3

28.1K 1.8K 37
                                    

Aku berjalan mengelilingi area perabotan rumah tangga, menyusuri setiap rak yang memajang peralatan makan, pot hias dan berbagai furnitur kecil yang digunakan untuk memperindah rumah. Semuanya kelihatan menarik, tetapi aku tidak bisa sembarangan mengeluarkan uang untuk perintilan rumah. Semua yang kubeli di rumah masih baru dan selalu bersih karena dibersihkan oleh asisten rumah tangga yang datang setiap hari pada pukul sebelas siang, sampai tiga sore.
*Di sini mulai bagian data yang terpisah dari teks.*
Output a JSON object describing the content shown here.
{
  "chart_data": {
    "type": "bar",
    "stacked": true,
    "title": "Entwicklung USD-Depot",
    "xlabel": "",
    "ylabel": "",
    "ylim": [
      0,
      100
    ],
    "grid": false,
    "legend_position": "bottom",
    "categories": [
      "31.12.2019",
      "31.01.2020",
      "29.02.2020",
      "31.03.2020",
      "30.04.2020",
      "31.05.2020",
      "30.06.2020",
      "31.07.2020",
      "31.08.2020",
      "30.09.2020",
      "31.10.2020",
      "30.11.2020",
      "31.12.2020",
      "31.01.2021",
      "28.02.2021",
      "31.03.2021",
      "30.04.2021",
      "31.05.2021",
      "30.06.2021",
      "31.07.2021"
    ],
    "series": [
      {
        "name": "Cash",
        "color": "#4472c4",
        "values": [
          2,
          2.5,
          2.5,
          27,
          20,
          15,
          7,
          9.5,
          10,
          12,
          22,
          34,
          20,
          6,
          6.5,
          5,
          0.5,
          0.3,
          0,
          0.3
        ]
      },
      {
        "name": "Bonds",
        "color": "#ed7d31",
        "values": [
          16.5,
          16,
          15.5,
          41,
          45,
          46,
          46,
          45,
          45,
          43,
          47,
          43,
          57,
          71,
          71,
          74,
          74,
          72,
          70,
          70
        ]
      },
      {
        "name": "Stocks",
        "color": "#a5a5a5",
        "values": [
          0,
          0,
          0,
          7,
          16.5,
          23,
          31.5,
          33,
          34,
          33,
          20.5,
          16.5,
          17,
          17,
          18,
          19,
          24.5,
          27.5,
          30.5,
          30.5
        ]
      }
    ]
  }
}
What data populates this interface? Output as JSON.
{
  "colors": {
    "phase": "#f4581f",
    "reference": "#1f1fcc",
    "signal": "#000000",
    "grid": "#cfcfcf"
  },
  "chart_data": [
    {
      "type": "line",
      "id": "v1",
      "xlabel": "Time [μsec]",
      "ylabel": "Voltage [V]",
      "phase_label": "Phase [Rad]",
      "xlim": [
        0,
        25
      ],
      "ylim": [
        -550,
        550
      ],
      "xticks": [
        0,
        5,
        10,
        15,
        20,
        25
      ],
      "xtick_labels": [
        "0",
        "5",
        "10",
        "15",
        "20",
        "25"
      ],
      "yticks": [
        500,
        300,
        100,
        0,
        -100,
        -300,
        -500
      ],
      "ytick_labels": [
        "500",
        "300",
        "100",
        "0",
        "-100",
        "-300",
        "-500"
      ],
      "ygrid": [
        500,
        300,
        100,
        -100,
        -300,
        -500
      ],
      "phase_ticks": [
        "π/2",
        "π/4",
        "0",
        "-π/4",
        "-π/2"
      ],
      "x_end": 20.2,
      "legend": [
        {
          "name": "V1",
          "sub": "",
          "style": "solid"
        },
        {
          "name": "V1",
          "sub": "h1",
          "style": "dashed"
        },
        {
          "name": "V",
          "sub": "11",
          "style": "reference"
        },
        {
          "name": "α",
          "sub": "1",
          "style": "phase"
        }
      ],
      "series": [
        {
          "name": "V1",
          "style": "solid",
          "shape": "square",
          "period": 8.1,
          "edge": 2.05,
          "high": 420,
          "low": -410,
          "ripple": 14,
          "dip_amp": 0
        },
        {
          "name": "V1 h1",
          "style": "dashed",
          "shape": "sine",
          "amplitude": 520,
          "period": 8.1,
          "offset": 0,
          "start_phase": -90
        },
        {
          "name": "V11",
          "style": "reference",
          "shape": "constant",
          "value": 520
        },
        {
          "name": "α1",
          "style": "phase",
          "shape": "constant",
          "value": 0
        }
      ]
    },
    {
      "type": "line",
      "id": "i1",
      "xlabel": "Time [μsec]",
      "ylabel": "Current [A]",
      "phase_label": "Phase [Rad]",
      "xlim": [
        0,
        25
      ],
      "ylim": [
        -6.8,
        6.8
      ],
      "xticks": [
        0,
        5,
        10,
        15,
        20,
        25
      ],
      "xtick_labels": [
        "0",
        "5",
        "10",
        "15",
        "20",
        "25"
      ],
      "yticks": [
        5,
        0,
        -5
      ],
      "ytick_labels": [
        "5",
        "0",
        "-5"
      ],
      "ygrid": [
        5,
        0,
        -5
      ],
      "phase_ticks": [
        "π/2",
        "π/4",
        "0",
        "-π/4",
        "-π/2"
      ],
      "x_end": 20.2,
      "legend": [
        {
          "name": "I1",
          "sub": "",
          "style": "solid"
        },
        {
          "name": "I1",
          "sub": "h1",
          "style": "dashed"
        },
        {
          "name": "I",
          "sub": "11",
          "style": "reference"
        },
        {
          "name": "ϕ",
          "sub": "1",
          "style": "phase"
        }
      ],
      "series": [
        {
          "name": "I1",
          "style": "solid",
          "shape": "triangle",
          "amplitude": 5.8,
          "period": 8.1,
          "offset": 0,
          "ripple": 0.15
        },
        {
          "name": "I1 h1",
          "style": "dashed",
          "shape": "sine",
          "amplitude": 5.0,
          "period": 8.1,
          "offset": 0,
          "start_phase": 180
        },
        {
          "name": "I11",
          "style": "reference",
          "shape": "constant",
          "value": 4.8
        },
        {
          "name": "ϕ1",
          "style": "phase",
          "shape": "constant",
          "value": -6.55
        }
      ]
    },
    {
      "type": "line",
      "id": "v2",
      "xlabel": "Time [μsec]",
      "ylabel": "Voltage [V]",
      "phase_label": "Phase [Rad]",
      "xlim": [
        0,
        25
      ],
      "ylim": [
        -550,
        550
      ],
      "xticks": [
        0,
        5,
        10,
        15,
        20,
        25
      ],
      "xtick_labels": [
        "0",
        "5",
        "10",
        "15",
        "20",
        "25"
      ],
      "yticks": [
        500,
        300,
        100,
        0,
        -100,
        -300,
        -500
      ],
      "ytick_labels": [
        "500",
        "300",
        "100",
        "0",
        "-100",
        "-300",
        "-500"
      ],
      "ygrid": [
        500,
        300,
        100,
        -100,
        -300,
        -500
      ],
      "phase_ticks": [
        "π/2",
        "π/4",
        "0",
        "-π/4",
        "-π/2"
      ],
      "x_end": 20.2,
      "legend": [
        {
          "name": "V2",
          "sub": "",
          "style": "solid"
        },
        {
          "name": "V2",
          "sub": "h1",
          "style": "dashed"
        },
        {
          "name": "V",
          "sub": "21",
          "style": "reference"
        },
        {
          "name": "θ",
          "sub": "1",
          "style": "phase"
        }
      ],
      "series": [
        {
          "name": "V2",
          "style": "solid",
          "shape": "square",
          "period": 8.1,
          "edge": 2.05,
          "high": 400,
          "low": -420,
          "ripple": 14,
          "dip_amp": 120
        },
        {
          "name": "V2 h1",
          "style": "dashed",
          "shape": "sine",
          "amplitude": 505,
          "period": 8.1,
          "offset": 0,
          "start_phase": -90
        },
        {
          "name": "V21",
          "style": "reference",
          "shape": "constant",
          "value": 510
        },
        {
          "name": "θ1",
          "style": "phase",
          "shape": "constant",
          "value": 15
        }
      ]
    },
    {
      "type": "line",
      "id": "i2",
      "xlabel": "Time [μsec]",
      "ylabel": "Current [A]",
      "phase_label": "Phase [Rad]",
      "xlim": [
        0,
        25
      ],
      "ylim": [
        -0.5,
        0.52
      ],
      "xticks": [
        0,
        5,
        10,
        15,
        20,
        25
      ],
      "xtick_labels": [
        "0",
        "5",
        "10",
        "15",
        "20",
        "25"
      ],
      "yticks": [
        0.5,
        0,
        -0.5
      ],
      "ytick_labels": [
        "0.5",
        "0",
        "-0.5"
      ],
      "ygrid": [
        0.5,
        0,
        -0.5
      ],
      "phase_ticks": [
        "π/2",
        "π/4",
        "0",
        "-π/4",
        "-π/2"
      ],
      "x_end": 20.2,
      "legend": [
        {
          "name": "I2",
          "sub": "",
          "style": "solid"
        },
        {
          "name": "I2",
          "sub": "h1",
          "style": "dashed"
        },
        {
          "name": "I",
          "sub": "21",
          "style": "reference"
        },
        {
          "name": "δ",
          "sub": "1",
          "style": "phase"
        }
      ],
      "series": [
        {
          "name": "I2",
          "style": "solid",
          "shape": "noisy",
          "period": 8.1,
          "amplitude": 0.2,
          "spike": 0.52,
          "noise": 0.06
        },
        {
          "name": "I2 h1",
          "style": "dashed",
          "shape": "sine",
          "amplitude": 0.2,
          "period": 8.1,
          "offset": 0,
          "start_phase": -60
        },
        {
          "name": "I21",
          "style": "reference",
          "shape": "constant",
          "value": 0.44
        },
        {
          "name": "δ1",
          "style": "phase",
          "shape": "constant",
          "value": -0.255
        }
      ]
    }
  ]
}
"Pak Arsen memintaku menemanimu berbelanja pakaian, tas atau sepatu, tapi kau malah menghabiskan satu jam di sini," ujar Dannisa yang mengikutiku sejak tadi.

Tubuhku memutar, menghadap ke arah Dannisa yang menatapku agak masam. Perempuan yang lebih tinggi dariku mengenakan blus berenda warna pink pucat dengan rok sepan warna cokelat tua. Rambut kecokelatannya diikat satu dengan rapi. Dannisa tampak segar, karena ia juga ikut menikmati pijatan di spa bersamaku.

Ia sempat menolak awalnya, tapi aku memaksa karena tak enak membuatnya menungguku menerima pijatan. Akhirnya, kami menerima perawatan dan pijatan bersama. Setelahnya, perempuan itu rewel agar aku tidak kembali ke rumah dan pergi ke Mal Halton yang merupakan pusat perbelanjaan terbesar di Edorra, ibukota dari The Great Almoor. Ada berbagai outlet merk mewah dan terkenal di tempat ini, tetapi aku lebih suka berjalan-jalan di lantai lima mal yang memamerkan berbagai furnitur rumah.

"Aku masih belum membutuhkan itu," sahutku ringan. "Lagi pula, semua yang kumiliki masih bagus."

"Tapi, atasanku ingin kekasihnya menghabiskan uang untuk hal lain selain perabotan rumah!" Dannisa mengerutkan kening.

Aku mengulum senyum, berbalik untuk melanjutkan langkahku dan melihat-lihat pajangan gelas di rak. Ada alasan mengapa aku tidak pernah membeli hal lain selain perabotan rumah. Aku tidak pernah berkencan di luar dengan Arsen. Selama dua tahun menjalin hubungan, terhitung hanya satu kali kami berkencan selain di penthouse-nya, yaitu di sebuah vila yang terletak di Pantai Iskaar.

Tidak ada alasan bagiku untuk membeli pakaian, tas atau sepatu yang baru. Semua yang kumiliki di rumah cukup bagiku. Lagi pula, meski aku selalu mencoba tampil cantik di depan Arsen, ia lebih suka diriku yang telanjang dalam pelukannya.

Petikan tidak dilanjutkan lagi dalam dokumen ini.